1 Introduction to Esp

This software development kit is geared towards C programmers. The SDK is based around the GEOS-specific language Goc, which is based on C. Very few programmers will ever need to use anything else. However, a few programmers will want to write the most efficient code possible; for their benefit, this SDK lets you program in Esp, the GEOS assembly language.

Only experienced GEOS programmers should attempt to program in assembly. Furthermore, the SDK is not intended to teach assembly language; you should be familiar with 80x86 assembly before you attempt to program in Esp.

1.1 What is Esp?

Esp is an 80x86 assembly language specially designed for GEOS programming. In many ways, it is very similar to other common 80x86 assemblers (such as MASM). On a low level, inside a routine, Esp code looks very much like MASM code (though it provides some extra features). However, on a higher level, Esp resembles MASM much less, and resembles Goc much more.

Esp incorporates support for the GEOS object-oriented programming environment. It provides routines to let you send messages and manipulate objects. Furthermore, all GEOS kernel routines and system libraries may be called from either Goc or Esp code. Thus, programming in Esp is very much like programming in Goc. The routines are written in a different language, but they fit together into a program in much the same way that Goc routines do.

In addition to Esp, this SDK provides a special User-Interface Compiler (UIC). The UIC generates object-blocks for assembly applications. It reads source files written in the GEOS-specific language Espire, and creates special resources that Glue can incorporate into GEOS applications. If you write applications in assembly language, you will use the UIC to create objects and object blocks at compile time.

Many of the sample applications provided with this SDK have been written twice: once in Goc (in the APPL/SDK_C directory), and once in Esp (in the APPL/SDK_ASM directory). These sample applications are an excellent way to familiarize yourself with Esp; you can see how the same task is accomplished in Goc and Esp. In particular, they will let you compare Esp and Goc techniques for creating structures and classes, and compare Goc and Espire techniques for creating objects and classes.

1.2 Should I Use Esp?

Not everyone will want to use Esp. For many programmers, assembly language is much harder to use than high-level languages like Goc. You may not find the gains in program efficiency worth this extra effort.

There are some cases when you should consider using Esp. Firstly, if you are very familiar with 80x86 assembly language, and feel as comfortable with it as with C, you may prefer to write your programs in Esp.

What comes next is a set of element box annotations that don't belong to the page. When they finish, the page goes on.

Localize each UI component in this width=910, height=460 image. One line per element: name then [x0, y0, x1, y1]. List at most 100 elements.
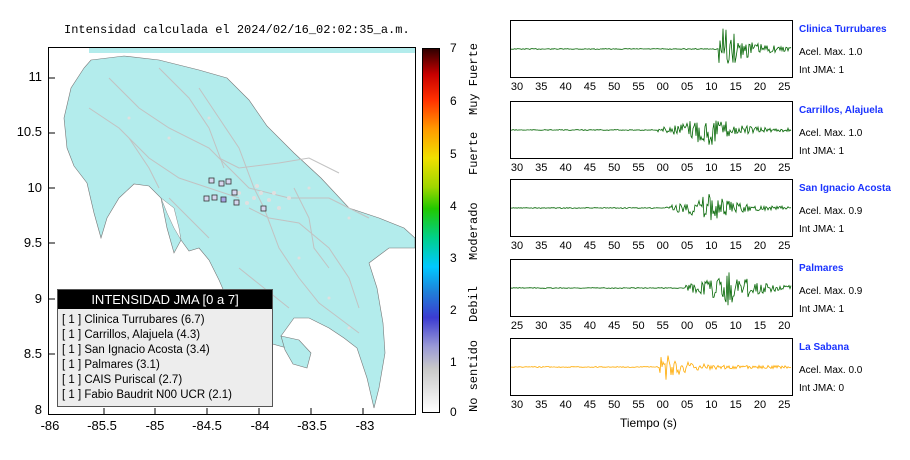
- max-acceleration: Acel. Max. 0.9: [799, 286, 863, 297]
- legend-row: [ 1 ] Fabio Baudrit N00 UCR (2.1): [62, 389, 233, 401]
- map-ytick: 10: [27, 180, 42, 195]
- legend-row: [ 1 ] Palmares (3.1): [62, 359, 160, 371]
- colorbar-tick: 5: [450, 147, 457, 161]
- time-tick-label: 20: [753, 162, 767, 174]
- time-tick-label: 00: [656, 399, 669, 411]
- jma-intensity: Int JMA: 0: [799, 383, 845, 394]
- waveform-panel[interactable]: [510, 101, 793, 159]
- waveform-panel[interactable]: [510, 20, 793, 78]
- time-tick-label: 55: [632, 81, 645, 93]
- legend-row: [ 1 ] Clinica Turrubares (6.7): [62, 314, 205, 326]
- time-tick-label: 05: [680, 81, 694, 93]
- colorbar-label: Moderado: [467, 202, 481, 260]
- time-tick-label: 05: [680, 162, 694, 174]
- map-title: Intensidad calculada el 2024/02/16_02:02…: [64, 23, 410, 37]
- time-tick-label: 10: [705, 240, 718, 252]
- waveform-panel[interactable]: [510, 179, 793, 237]
- time-tick-label: 30: [510, 81, 524, 93]
- waveform-trace: [511, 28, 792, 64]
- time-axis-label: Tiempo (s): [620, 416, 677, 430]
- time-tick-label: 45: [608, 320, 621, 332]
- station-name[interactable]: Clinica Turrubares: [799, 24, 887, 35]
- time-tick-label: 10: [705, 81, 718, 93]
- time-tick-label: 50: [608, 81, 621, 93]
- time-tick-label: 00: [656, 81, 669, 93]
- time-tick-label: 30: [510, 399, 524, 411]
- max-acceleration: Acel. Max. 1.0: [799, 128, 863, 139]
- colorbar-tick: 0: [450, 405, 457, 419]
- waveform-trace: [511, 272, 792, 306]
- station-name[interactable]: La Sabana: [799, 342, 850, 353]
- time-tick-label: 35: [535, 81, 548, 93]
- time-tick-label: 15: [729, 399, 742, 411]
- map-ytick: 11: [28, 69, 43, 84]
- map-xtick: -85.5: [87, 418, 117, 433]
- time-tick-label: 25: [510, 320, 524, 332]
- waveform-panel[interactable]: [510, 338, 793, 396]
- time-tick-label: 30: [510, 240, 524, 252]
- time-tick-label: 15: [729, 240, 742, 252]
- map-ytick: 9: [34, 291, 42, 306]
- map-ytick: 8.5: [23, 346, 42, 361]
- map-xtick: -86: [40, 418, 60, 433]
- map-xtick: -83: [355, 418, 375, 433]
- time-tick-label: 35: [535, 240, 548, 252]
- station-name[interactable]: San Ignacio Acosta: [799, 183, 891, 194]
- time-tick-label: 55: [632, 240, 645, 252]
- waveform-trace: [511, 193, 792, 221]
- time-tick-label: 35: [535, 162, 548, 174]
- time-tick-label: 40: [559, 399, 572, 411]
- time-tick-label: 25: [778, 81, 791, 93]
- time-tick-label: 15: [753, 320, 767, 332]
- time-tick-label: 40: [559, 162, 572, 174]
- colorbar-label: Muy Fuerte: [467, 42, 481, 115]
- map-ytick: 8: [34, 402, 42, 417]
- jma-intensity: Int JMA: 1: [799, 65, 845, 76]
- waveform-trace: [511, 355, 792, 380]
- time-tick-label: 00: [656, 162, 669, 174]
- time-tick-label: 40: [559, 81, 572, 93]
- waveform-panel[interactable]: [510, 259, 793, 317]
- time-tick-label: 15: [729, 81, 742, 93]
- time-tick-label: 00: [656, 240, 669, 252]
- time-tick-label: 05: [680, 399, 694, 411]
- time-tick-label: 35: [535, 399, 548, 411]
- time-tick-label: 30: [510, 162, 524, 174]
- time-tick-label: 10: [705, 399, 718, 411]
- time-tick-label: 05: [705, 320, 718, 332]
- time-tick-label: 10: [729, 320, 742, 332]
- map-xtick: -84: [250, 418, 270, 433]
- time-tick-label: 20: [753, 240, 767, 252]
- jma-intensity: Int JMA: 1: [799, 224, 845, 235]
- colorbar-label: Debil: [467, 285, 481, 322]
- colorbar-tick: 6: [450, 94, 457, 108]
- max-acceleration: Acel. Max. 0.0: [799, 365, 863, 376]
- time-tick-label: 05: [680, 240, 694, 252]
- time-tick-label: 55: [632, 162, 645, 174]
- map-ytick: 9.5: [23, 235, 42, 250]
- time-tick-label: 25: [778, 240, 791, 252]
- station-name[interactable]: Carrillos, Alajuela: [799, 105, 884, 116]
- time-tick-label: 30: [535, 320, 548, 332]
- time-tick-label: 40: [583, 320, 597, 332]
- max-acceleration: Acel. Max. 0.9: [799, 206, 863, 217]
- jma-intensity: Int JMA: 1: [799, 304, 845, 315]
- intensity-legend: INTENSIDAD JMA [0 a 7] [ 1 ] Clinica Tur…: [57, 289, 273, 407]
- time-tick-label: 50: [608, 162, 621, 174]
- time-tick-label: 25: [778, 162, 791, 174]
- time-tick-label: 45: [583, 81, 597, 93]
- map-xtick: -85: [145, 418, 165, 433]
- jma-intensity: Int JMA: 1: [799, 146, 845, 157]
- map-xtick: -84.5: [192, 418, 222, 433]
- time-tick-label: 55: [632, 399, 645, 411]
- time-tick-label: 20: [753, 399, 767, 411]
- map-ytick: 10.5: [16, 124, 42, 139]
- time-tick-label: 20: [753, 81, 767, 93]
- max-acceleration: Acel. Max. 1.0: [799, 47, 863, 58]
- colorbar-tick: 7: [450, 41, 457, 55]
- time-tick-label: 50: [608, 399, 621, 411]
- colorbar-tick: 2: [450, 303, 457, 317]
- time-tick-label: 35: [559, 320, 572, 332]
- time-tick-label: 15: [729, 162, 742, 174]
- station-name[interactable]: Palmares: [799, 263, 844, 274]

Once you’ve written a few programs, you may find Esp as easy a language to work with as Goc.

Secondly, if you are writing computation-intensive programs, you may find that they are running too slowly (especially if you are writing them for GEOS platforms with less processing power). In these cases, you may wish to rewrite the programs in Esp. Alternatively, you may choose to put the most memory-intensive routines in special “Esp resources”; you can write those routines in Esp, while writing the rest of the application in Goc.

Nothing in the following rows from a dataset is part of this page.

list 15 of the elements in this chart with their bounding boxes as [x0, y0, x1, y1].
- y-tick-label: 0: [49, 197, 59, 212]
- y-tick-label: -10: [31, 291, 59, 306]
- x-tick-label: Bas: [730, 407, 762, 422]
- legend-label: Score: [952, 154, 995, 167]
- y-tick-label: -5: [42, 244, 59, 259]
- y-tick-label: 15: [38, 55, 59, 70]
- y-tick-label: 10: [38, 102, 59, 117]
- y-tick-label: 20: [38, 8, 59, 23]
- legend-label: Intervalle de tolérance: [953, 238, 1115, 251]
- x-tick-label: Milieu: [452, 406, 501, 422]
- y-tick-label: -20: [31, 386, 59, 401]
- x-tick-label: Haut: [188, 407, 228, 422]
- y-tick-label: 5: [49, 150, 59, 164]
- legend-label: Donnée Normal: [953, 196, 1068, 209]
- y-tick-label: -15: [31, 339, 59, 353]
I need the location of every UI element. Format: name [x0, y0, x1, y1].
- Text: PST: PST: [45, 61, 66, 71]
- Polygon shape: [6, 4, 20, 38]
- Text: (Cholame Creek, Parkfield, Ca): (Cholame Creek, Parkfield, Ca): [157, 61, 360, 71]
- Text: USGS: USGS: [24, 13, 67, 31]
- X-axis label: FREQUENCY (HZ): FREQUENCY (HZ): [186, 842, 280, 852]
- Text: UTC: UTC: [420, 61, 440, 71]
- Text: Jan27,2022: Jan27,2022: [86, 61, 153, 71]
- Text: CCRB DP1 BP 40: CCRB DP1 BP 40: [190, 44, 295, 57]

Thirdly, if you are writing a library that will be used by many different applications, you may wish to write that library in Esp. If it is a routine library, you will merely need to write Esp routines that conform to C pass-and-return conventions; then any application, whether written in Goc or in Esp, will be able to call those routines. Similarly, if the library defines new object classes, you can write the message handlers in Esp; any application that uses those objects will be able to take advantage of the added efficiency of Esp, even if the application is written in Goc.

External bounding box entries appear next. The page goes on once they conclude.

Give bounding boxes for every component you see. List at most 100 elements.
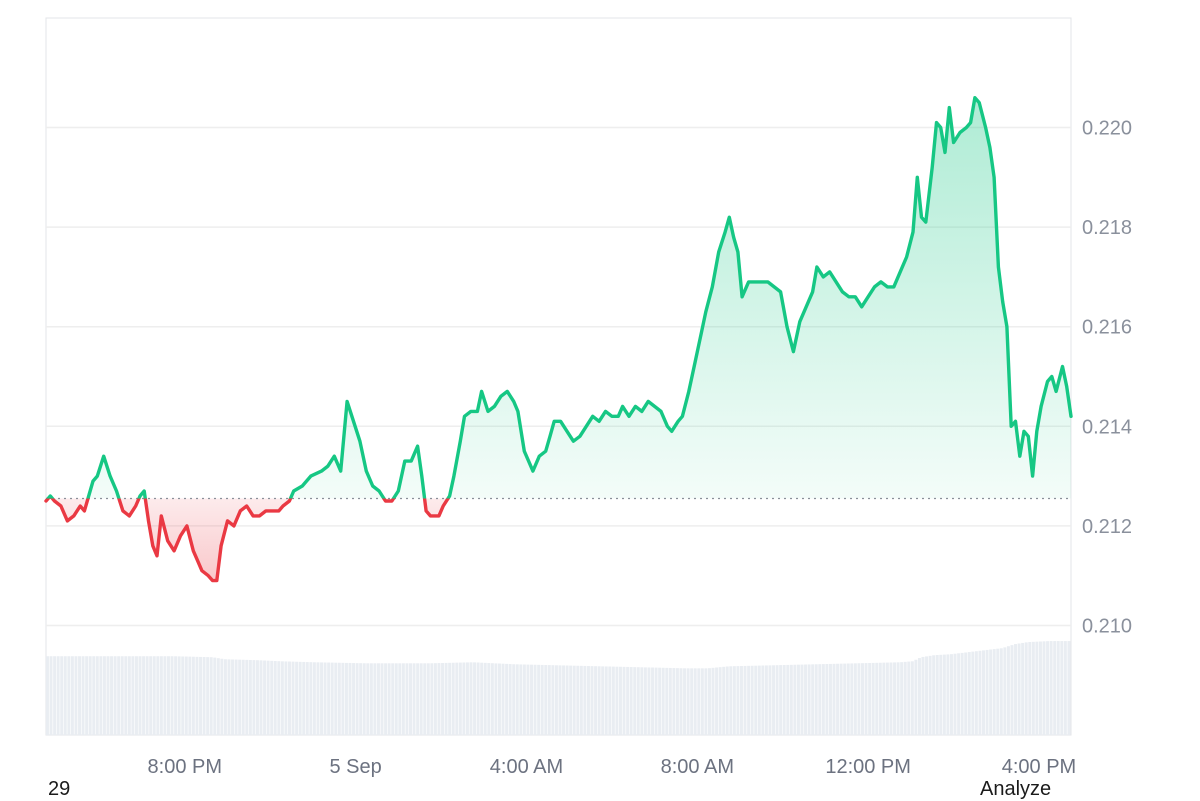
volume-bar [501,663,505,735]
volume-bar [384,663,388,735]
volume-bar [1046,641,1050,735]
volume-bar [426,663,430,735]
volume-bar [1056,641,1060,735]
volume-bar [875,662,879,735]
volume-bar [754,665,758,735]
volume-bar [626,666,630,735]
volume-bar [562,665,566,735]
volume-bar [868,662,872,735]
volume-bar [124,656,128,735]
volume-bar [743,665,747,735]
volume-bar [216,658,220,735]
volume-bar [857,663,861,735]
volume-bar [750,665,754,735]
volume-bar [280,661,284,735]
volume-bar [412,663,416,735]
volume-bar [448,662,452,735]
volume-bar [704,668,708,735]
volume-bar [964,652,968,735]
volume-bar [433,663,437,735]
volume-bar [796,664,800,735]
volume-bar [476,662,480,735]
x-tick-label: 8:00 AM [661,756,734,778]
area-fill-below-baseline [46,498,1071,581]
volume-bar [729,666,733,735]
volume-bar [227,659,231,735]
volume-bar [409,663,412,735]
volume-bar [679,668,683,735]
volume-bar [839,663,843,735]
volume-bar [67,656,71,735]
volume-bar [1024,642,1028,735]
volume-bar [487,663,491,735]
volume-bar [526,664,530,735]
volume-bar [284,661,288,735]
volume-bar [736,666,740,735]
volume-bar [967,652,971,735]
volume-bar [572,665,576,735]
volume-bar [416,663,420,735]
volume-bar [145,656,149,735]
volume-bar [775,665,779,735]
volume-bar [1067,641,1071,735]
volume-bar [167,656,170,735]
volume-bar [608,666,612,735]
volume-bar [622,666,626,735]
volume-bar [786,664,790,735]
volume-bar [223,659,227,735]
volume-bar [715,667,719,735]
x-axis: 8:00 PM 5 Sep 4:00 AM 8:00 AM 12:00 PM 4:00 P… [148,756,1077,778]
volume-bar [441,662,445,735]
volume-bar [661,667,665,735]
volume-bar [811,664,815,735]
volume-bar [651,667,654,735]
volume-bar [974,651,978,735]
y-tick-label: 0.214 [1082,416,1132,438]
volume-bar [245,659,249,735]
volume-bar [1060,641,1064,735]
volume-bar [341,662,345,735]
volume-bar [92,656,96,735]
volume-bar [740,666,743,735]
volume-bar [74,656,78,735]
volume-bar [935,655,939,735]
volume-bar [473,662,477,735]
volume-bar [643,667,647,735]
volume-bar [1017,643,1021,735]
volume-bar [1003,647,1007,735]
volume-bar [309,662,313,735]
volume-bar [611,666,615,735]
volume-bar [683,668,687,735]
volume-bar [928,655,932,735]
volume-bar [1021,642,1025,735]
volume-bar [142,656,146,735]
volume-bar [88,656,92,735]
volume-bar [234,659,238,735]
volume-bar [81,656,85,735]
volume-bar [818,664,822,735]
volume-bar [522,664,526,735]
volume-bar [159,656,163,735]
volume-bar [191,656,195,735]
analyze-link[interactable]: Analyze [980,778,1052,800]
volume-bar [597,666,601,735]
volume-bar [373,663,377,735]
y-axis: 0.220 0.218 0.216 0.214 0.212 0.210 [1082,118,1132,638]
volume-bar [99,656,103,735]
volume-bar [700,668,704,735]
volume-bar [871,662,875,735]
x-tick-label: 5 Sep [330,756,382,778]
volume-bar [804,664,808,735]
volume-bar [181,656,185,735]
volume-bar [369,663,373,735]
volume-bar [893,662,897,735]
volume-bar [843,663,847,735]
volume-bar [170,656,174,735]
y-tick-label: 0.212 [1082,516,1132,538]
volume-bar [996,648,1000,735]
volume-bar [213,657,217,735]
volume-bar [551,665,555,735]
volume-bar [302,661,306,735]
volume-bar [277,661,281,735]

1.3 Roadmap to the Esp Book

The Esp book is fairly short. This is because its main role is to help you integrate knowledge you already have. You should already know how to program for GEOS, and how to program in non-GEOS assembly language for the 80x86; this book tells you how to combine this knowledge, and describes the special features of Esp.

The book has the following chapters:

  1. Introduction to Esp (this chapter)
    This chapter gives a brief overview of Esp, the GEOS assembly language, and of this book.

  2. Esp Basics
    This chapter describes the basic syntactic differences between Esp and other 80x86 assembly languages (such as MASM). It also describes the basic ground rules for programming in assembly in the GEOS environment.

  3. Routine Writing
    This chapter describes how to write routines in Esp. It discusses Esp’s special features that make routine-writing simpler and more uniform, by taking care of such chores as creating local variables, managing stack frames, etc. It also discusses how to write handlers and send messages in Esp.

  4. The UI Compiler
    This chapter describes the GEOS User-Interface Compiler (UIC), a special utility that compiles Esp object blocks. You will need to use UIC if you are writing an Esp application that has any objects created at compile-time.

The book also contains an appendix which describes, briefly, how to incorporate Esp resources into a Goc application.

When you are ready to start programming, you will want to consult the Assembly Reference for Esp API of GEOS routines and structures and to consult the PCGEOS\INCLUDE*.DEF and *.UIH files for assembly information about GEOS object classes. To find out a message’s pass and return parameters, see the class’s .def file; for more generic information about a message, you can see its (Goc) reference entry in the Objects book.